Where Nesting Activity Usually Appears Around A Home
You usually find carpenter bee holes on weathered wood around eaves, fascia boards, decks, porch rails, sheds, garage trim, and fence posts. Bare, untreated wood is the favorite target, while pressure-treated lumber is less appealing.
I see the same pattern most often on sun-faded boards that have gone unpainted for years. If the surface is dry, exposed, and easy to start drilling into, the nesting activity tends to repeat.

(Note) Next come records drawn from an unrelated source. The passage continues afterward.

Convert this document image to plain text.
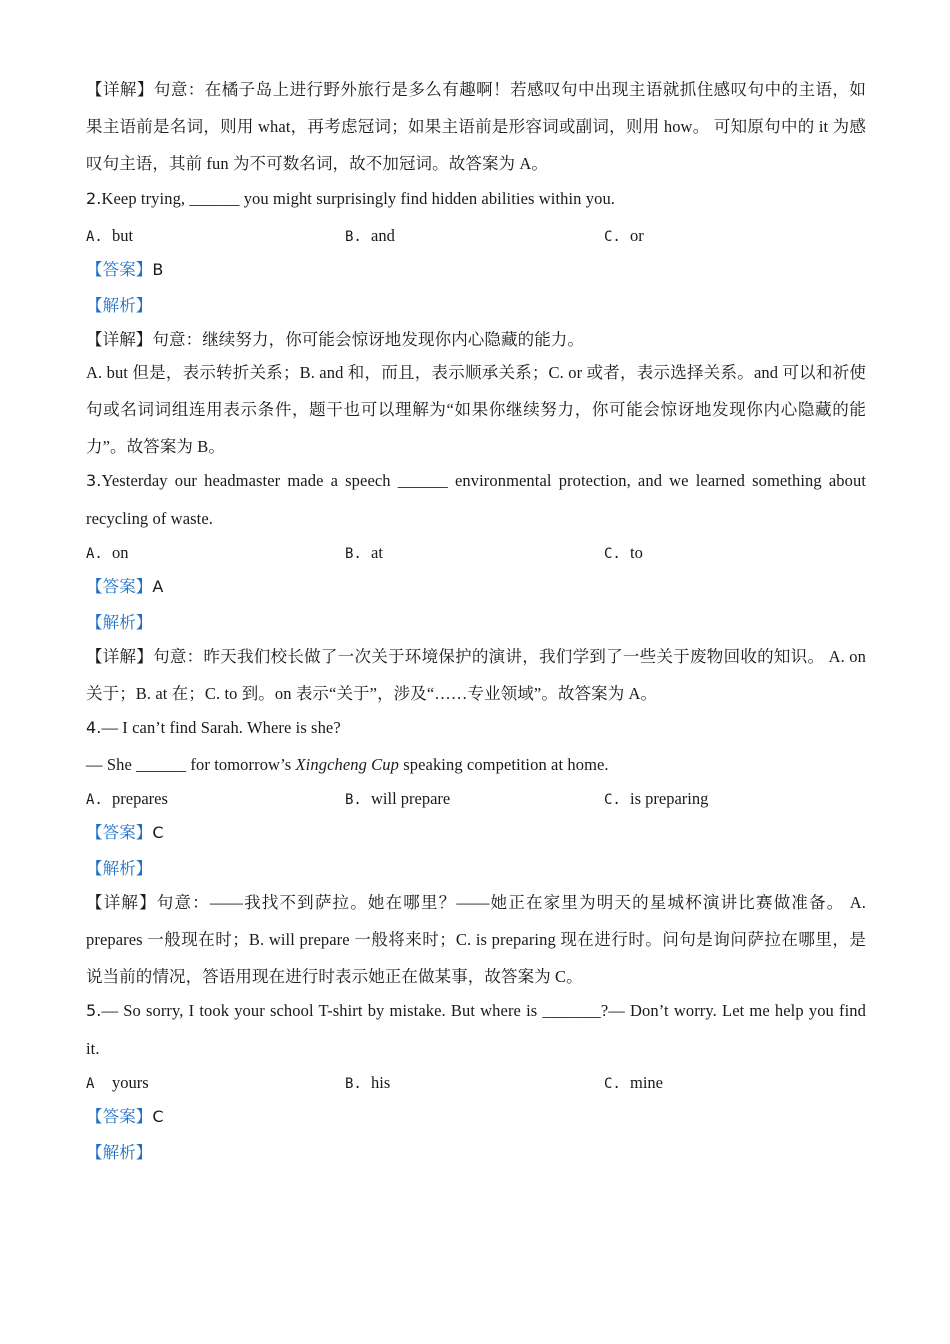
【详解】句意：在橘子岛上进行野外旅行是多么有趣啊！若感叹句中出现主语就抓住感叹句中的主语，如
果主语前是名词，则用 what，再考虑冠词；如果主语前是形容词或副词，则用 how。 可知原句中的 it 为感
叹句主语，其前 fun 为不可数名词，故不加冠词。故答案为 A。
2.Keep trying, ______ you might surprisingly find hidden abilities within you.
A. but	B. and	C. or
【答案】B
【解析】
【详解】句意：继续努力，你可能会惊讶地发现你内心隐藏的能力。
A. but 但是，表示转折关系；B. and 和，而且，表示顺承关系；C. or 或者，表示选择关系。and 可以和祈使
句或名词词组连用表示条件，题干也可以理解为“如果你继续努力，你可能会惊讶地发现你内心隐藏的能
力”。故答案为 B。
3.Yesterday our headmaster made a speech ______ environmental protection, and we learned something about
recycling of waste.
A. on	B. at	C. to
【答案】A
【解析】
【详解】句意：昨天我们校长做了一次关于环境保护的演讲，我们学到了一些关于废物回收的知识。 A. on
关于；B. at 在；C. to 到。on 表示“关于”，涉及“……专业领域”。故答案为 A。
4.— I can’t find Sarah. Where is she?
— She ______ for tomorrow’s Xingcheng Cup speaking competition at home.
A. prepares	B. will prepare	C. is preparing
【答案】C
【解析】
【详解】句意：——我找不到萨拉。她在哪里？——她正在家里为明天的星城杯演讲比赛做准备。 A.
prepares 一般现在时；B. will prepare 一般将来时；C. is preparing 现在进行时。问句是询问萨拉在哪里，是
说当前的情况，答语用现在进行时表示她正在做某事，故答案为 C。
5.— So sorry, I took your school T-shirt by mistake. But where is _______?— Don’t worry. Let me help you find
it.
A yours	B. his	C. mine
【答案】C
【解析】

Behavior, Risk, And Why They Choose Certain Surfaces

What Male Hovering Behavior Really Means
Male carpenter bees often hover near nests and around people, which can feel aggressive. They do not have stingers, so the hovering is mostly defensive display and patrol behavior, not an attack.
Female carpenter bees do the boring work, so the male is usually the one you see first. That buzzing, face-level flight is a classic sign that nesting is nearby.

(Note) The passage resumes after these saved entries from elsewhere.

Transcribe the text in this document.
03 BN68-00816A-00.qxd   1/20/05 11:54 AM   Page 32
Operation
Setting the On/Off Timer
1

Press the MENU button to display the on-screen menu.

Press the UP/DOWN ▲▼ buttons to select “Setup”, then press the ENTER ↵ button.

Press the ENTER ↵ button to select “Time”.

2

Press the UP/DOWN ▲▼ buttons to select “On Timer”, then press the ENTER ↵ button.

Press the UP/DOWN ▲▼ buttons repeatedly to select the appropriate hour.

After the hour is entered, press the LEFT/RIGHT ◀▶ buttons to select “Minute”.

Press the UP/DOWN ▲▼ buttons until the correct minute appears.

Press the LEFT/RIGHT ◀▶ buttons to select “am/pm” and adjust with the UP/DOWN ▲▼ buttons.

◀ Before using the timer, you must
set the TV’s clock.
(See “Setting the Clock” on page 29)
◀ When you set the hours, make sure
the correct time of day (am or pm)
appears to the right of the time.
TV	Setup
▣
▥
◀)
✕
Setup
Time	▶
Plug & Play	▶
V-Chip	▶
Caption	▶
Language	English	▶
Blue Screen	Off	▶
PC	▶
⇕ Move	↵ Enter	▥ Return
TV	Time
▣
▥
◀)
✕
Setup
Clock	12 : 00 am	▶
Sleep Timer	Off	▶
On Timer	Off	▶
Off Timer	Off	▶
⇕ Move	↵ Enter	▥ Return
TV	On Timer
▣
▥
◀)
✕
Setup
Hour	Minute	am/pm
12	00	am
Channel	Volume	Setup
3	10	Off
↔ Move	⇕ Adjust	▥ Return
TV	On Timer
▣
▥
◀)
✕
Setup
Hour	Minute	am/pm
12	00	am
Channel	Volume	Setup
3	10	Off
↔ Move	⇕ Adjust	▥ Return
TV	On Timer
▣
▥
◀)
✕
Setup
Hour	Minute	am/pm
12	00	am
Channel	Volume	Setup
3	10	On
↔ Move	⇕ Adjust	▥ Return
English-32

When Carpenter Bee Damage Becomes A Bigger Problem
Carpenter bee damage becomes more serious when tunnels are reused in the same boards. As the interior nest grows, the wood can weaken, especially on decks, rails, trim, and support pieces exposed to weather.
The biggest risk is not one hole, it is repeated carpenter bee damage in the same location. Once moisture gets in, the surrounding wood can deteriorate faster.
Why Pollinators Still Matter In The Landscape
Carpenter bees are pollination helpers, even when they are a nuisance on your porch. Their role in pollination supports flowers, vegetables, and wild plants, so the goal is usually management, not panic.
A balanced approach works best. You can protect your structure and still respect that these bees are part of the landscape.
Prevention And Removal Without Guesswork

How To Get Rid Of Carpenter Bees Safely
To get rid of carpenter bees, inspect at dusk or early morning when activity is low, then treat active openings carefully and seal them after the bees leave. If you are dealing with a large infestation or sensitive structural areas, a licensed pest pro is the safer call.
I always recommend avoiding quick patch jobs on active holes. If you seal too early, you can trap bees inside and make them chew a new exit.
How To Prevent Carpenter Bees From Returning
To prevent carpenter bees, paint or stain exposed wood, keep vulnerable boards sealed, and check problem spots each spring before nesting begins. Repairs matter most on weathered surfaces, especially on older decks, trim, and railings.
Regular maintenance does most of the work for you. Fresh coatings, intact caulk, and prompt board replacement make wood much less attractive.
When To Repair And Seal Old Openings
Repair old openings after the season ends and you are sure the nest is inactive. Fill the hole with wood putty or a dowel, then repaint or reseal the area so moisture cannot get in.
That timing matters because the opening is often reused. If you close it too soon, you may trade one hole for several new ones nearby.